The next time we went to the pediatrician, we saw the female doctor in the practice. I hoped she would be more breastfeeding-friendly, but as soon as she put the baby on the scale, she said we had to increase the amount of formula he was getting after each feeding.

“He’s gaining, but he’s not gaining enough,” she said. “He needs to gain an ounce a day.”

Breastfeeding Became A Weighty Issue

“I thought they only had to gain ½ an ounce to an ounce a day,” I said, quoting the lactation consultant who’d come to my house. The consultant said she’d gotten her figure from the American Academy of Pediatricians.

“No. An ounce a day,” she said.

As we left the pediatrician’s office, I stopped by the reception desk to make our next appointment, and there was a handsome man standing at the counter holding court with the women behind the desk. He was a rep from one of the formula companies.

After we got home, I went back out to refill my prescription of Percocet. I was still really sore from the Caesarean delivery, particularly with the baby lying on my lower abdomen every time I breastfed. But the truth was, I was profoundly depressed and miserable about the breastfeeding not working.

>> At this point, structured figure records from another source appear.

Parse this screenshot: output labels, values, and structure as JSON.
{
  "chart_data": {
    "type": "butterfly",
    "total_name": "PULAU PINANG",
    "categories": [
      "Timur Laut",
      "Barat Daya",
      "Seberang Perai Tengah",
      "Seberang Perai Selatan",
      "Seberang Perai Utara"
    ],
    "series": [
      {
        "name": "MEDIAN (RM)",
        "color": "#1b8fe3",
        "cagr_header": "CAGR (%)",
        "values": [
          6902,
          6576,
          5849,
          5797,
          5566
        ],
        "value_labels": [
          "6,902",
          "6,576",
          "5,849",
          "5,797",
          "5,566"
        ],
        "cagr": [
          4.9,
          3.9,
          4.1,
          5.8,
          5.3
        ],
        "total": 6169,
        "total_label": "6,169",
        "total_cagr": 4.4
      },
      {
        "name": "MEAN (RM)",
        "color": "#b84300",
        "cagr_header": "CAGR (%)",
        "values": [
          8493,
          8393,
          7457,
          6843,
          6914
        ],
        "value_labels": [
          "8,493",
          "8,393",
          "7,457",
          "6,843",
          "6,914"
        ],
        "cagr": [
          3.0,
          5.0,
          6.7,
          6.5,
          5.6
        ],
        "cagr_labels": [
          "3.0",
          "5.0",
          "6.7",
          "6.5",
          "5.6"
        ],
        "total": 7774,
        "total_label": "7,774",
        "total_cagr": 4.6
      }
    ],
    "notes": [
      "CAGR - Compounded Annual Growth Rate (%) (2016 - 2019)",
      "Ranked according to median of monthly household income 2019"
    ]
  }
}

I was beginning to think we would never get out from under the supplementation spiral, and soon my milk supply would diminish to nothing. The Percocet made me feel better.

When I got on line at the pharmacy, the man in front of me turned around and looked at my scarf and hat with ear flaps and said, “You look like you’re going skiing.”

“It’s cold out,” I said.

“I know. I didn’t wear enough,” he said, rubbing the arms on his fleece jacket.

“I don’t ski,” I said. “At all.”

“I do,” he said. “I miss it. I would ski the expert slopes. I wasn’t very good at it, but I would do it.”

“So why don’t you ski anymore?” I asked.

“A baby. Work,” he said.

“Life gets in the way of living sometimes,” I said, thinking I was pretty clever, at least for the drug store crowd. “How old is your baby?”

“Nine. I guess she’s not really a baby,” he said. “But I loved skiing. There’s nothing like getting up there and finding a back trail and smoking a joint, and then skiing down it.”

As he said that, I came to for a moment and remembered a life outside of breastfeeding and that there were things in it that I loved.